Fuck Trump Sign.jpgThe one thing that is certain in our current political climate is that things are ‘deeply uncertain and fluid’ (Rowan Williams). The other one thing that is certain is that those in liberal democracies are embroiled in a real battle about power, and about what role, if any, the ‘existing rulebook’ (Bretherton) will play, and about the possibility of living a genuinely-shared life (with or without the hassle of all those left-leaning loopheads ‘blocking traffic and causing some travelers to miss their flights’).

It is this, among other things, that makes Bretherton’s work so interesting.
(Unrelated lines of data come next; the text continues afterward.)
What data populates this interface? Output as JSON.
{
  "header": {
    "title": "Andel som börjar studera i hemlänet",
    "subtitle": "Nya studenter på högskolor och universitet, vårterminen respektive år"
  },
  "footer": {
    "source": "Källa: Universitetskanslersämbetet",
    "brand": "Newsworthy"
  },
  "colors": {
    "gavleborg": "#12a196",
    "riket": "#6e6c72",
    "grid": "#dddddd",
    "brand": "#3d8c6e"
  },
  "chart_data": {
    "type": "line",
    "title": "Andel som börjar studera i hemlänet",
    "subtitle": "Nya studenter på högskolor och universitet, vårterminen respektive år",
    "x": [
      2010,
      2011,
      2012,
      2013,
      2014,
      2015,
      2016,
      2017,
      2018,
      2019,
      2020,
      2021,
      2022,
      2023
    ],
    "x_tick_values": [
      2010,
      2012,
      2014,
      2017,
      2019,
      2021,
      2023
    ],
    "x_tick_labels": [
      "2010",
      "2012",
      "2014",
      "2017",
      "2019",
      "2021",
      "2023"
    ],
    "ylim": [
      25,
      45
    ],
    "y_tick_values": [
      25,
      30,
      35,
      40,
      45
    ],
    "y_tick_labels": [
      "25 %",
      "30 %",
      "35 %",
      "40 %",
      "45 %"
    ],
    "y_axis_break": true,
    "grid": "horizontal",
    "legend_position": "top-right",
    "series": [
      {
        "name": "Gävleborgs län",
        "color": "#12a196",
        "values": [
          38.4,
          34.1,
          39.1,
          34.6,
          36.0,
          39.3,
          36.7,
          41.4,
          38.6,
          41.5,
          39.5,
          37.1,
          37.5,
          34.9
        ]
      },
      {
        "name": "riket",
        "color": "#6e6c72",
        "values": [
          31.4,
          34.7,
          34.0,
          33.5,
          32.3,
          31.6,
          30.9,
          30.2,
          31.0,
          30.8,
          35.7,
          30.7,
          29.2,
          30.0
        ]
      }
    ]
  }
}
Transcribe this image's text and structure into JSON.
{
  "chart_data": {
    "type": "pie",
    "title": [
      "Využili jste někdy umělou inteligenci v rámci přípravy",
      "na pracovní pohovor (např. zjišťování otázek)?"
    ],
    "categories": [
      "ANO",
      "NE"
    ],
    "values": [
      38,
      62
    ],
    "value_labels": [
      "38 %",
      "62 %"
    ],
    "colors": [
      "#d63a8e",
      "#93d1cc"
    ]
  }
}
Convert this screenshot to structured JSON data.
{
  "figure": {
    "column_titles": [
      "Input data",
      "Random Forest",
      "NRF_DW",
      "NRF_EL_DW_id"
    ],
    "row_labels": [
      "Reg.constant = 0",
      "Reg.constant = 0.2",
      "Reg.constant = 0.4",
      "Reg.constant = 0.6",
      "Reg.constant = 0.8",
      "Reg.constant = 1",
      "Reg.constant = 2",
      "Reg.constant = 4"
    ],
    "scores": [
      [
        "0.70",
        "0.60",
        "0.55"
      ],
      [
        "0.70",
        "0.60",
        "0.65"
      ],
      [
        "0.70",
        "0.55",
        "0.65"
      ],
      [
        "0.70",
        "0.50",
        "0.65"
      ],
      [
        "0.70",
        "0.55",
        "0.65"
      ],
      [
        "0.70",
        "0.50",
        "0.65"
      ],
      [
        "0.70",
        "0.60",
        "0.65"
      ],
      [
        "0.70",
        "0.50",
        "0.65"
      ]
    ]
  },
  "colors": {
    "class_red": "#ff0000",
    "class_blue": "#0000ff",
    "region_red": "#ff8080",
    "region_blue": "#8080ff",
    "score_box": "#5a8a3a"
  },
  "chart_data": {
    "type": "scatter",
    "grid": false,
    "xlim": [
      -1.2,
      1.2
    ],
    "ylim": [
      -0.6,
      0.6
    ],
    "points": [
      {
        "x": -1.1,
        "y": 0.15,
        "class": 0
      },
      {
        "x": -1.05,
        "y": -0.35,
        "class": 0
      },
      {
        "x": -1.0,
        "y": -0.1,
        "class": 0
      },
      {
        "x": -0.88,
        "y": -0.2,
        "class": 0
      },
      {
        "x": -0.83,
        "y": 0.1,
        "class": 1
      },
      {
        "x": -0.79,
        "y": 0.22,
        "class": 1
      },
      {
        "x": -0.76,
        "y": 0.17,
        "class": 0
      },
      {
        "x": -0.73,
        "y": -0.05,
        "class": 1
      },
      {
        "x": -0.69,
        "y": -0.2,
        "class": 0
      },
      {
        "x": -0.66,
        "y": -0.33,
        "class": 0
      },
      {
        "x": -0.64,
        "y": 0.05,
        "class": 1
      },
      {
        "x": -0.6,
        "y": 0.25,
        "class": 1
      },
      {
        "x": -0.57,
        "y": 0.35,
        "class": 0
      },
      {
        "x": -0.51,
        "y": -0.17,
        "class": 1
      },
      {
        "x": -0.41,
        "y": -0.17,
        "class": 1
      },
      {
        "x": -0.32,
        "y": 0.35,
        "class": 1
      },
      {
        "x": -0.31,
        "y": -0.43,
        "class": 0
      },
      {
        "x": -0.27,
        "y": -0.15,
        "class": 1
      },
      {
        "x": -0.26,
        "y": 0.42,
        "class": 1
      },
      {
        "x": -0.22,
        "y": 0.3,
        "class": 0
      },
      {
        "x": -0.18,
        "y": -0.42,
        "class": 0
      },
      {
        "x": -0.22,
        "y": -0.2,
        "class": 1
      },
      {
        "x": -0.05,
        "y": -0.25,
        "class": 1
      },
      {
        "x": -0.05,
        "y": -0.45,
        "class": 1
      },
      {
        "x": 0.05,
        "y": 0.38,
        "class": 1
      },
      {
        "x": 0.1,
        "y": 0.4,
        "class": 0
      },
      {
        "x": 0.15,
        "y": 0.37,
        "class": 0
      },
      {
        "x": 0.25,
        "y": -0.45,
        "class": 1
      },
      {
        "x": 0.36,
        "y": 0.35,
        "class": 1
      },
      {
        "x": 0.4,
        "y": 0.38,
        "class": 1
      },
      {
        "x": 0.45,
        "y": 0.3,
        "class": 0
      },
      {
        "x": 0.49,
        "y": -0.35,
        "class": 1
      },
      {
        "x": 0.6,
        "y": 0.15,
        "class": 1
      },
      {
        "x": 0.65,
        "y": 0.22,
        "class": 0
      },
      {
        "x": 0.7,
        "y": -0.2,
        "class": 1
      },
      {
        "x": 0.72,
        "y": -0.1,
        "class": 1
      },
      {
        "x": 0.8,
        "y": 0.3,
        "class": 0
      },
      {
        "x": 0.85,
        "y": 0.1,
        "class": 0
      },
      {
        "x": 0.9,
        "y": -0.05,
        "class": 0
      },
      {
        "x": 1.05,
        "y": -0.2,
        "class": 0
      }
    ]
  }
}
Drawing upon insights from Aristotle, Saul Alinsky, and others, and his own involvement with grassroots democracy expressed in the work of Citizens UK, Bretherton’s is a vision of democratic politics and of vibrant civil society expressed in what he calls ‘broad-based community organizing’ in which those of different faiths – and of non – and who carry ‘myriad obligations and commitments’ and identities and practices, coordinate, negotiate, and seek to forge a common life,⁠ a life that will inevitably call into question the kind of arrangements designed to leave economic and political and ecclesiastical elites immune from accountability and responsible participation in a common social, economic, and political space. Bretherton recognises that ‘whereas the medieval city offered one set of political opportunities and challenges, the modern and now world city offers an assemblage of material and social conditions for a different set’.⁠ And rather than shy away from this reality, or rage against it, Bretherton leans into its opportunities:

What community organizing represents is a means of reconstituting, from the ground up, a sensus communis, which can then form the basis of a practical rationality on which shared judgments can be made. It does this through assembling a ‘middle ground’ out of the existing traditions, customs, and habits that have poured into the city. The practices of community organizing create the conditions through which a shared world of meaning and action can emerge – albeit one often based on partial misunderstandings and misconceptions.

Such efforts towards a sensus communis are not without opposition however, as anyone who has been involved in grassroots democratic movements can testify :

Whether on the Left or the Right, those who would seek to do without a shared life and resort instead to technical, bureaucratic, legal, and market-based procedures of control and risk avoidance consistently oppose organizing and thence the creation of a middle ground.

So goes what Bretherton calls ‘the virtuous pursuit of democratic politics’.

Apathy leads to all kinds of death. ‘The body politic is a constructed, fractious, and fragile artifice that requires something like the practices of community organizing in order to constitute and reconstitute it out of its disparate elements. It is a constant work in progress rather than a spontaneous, natural phenomenon’ (Bretherton).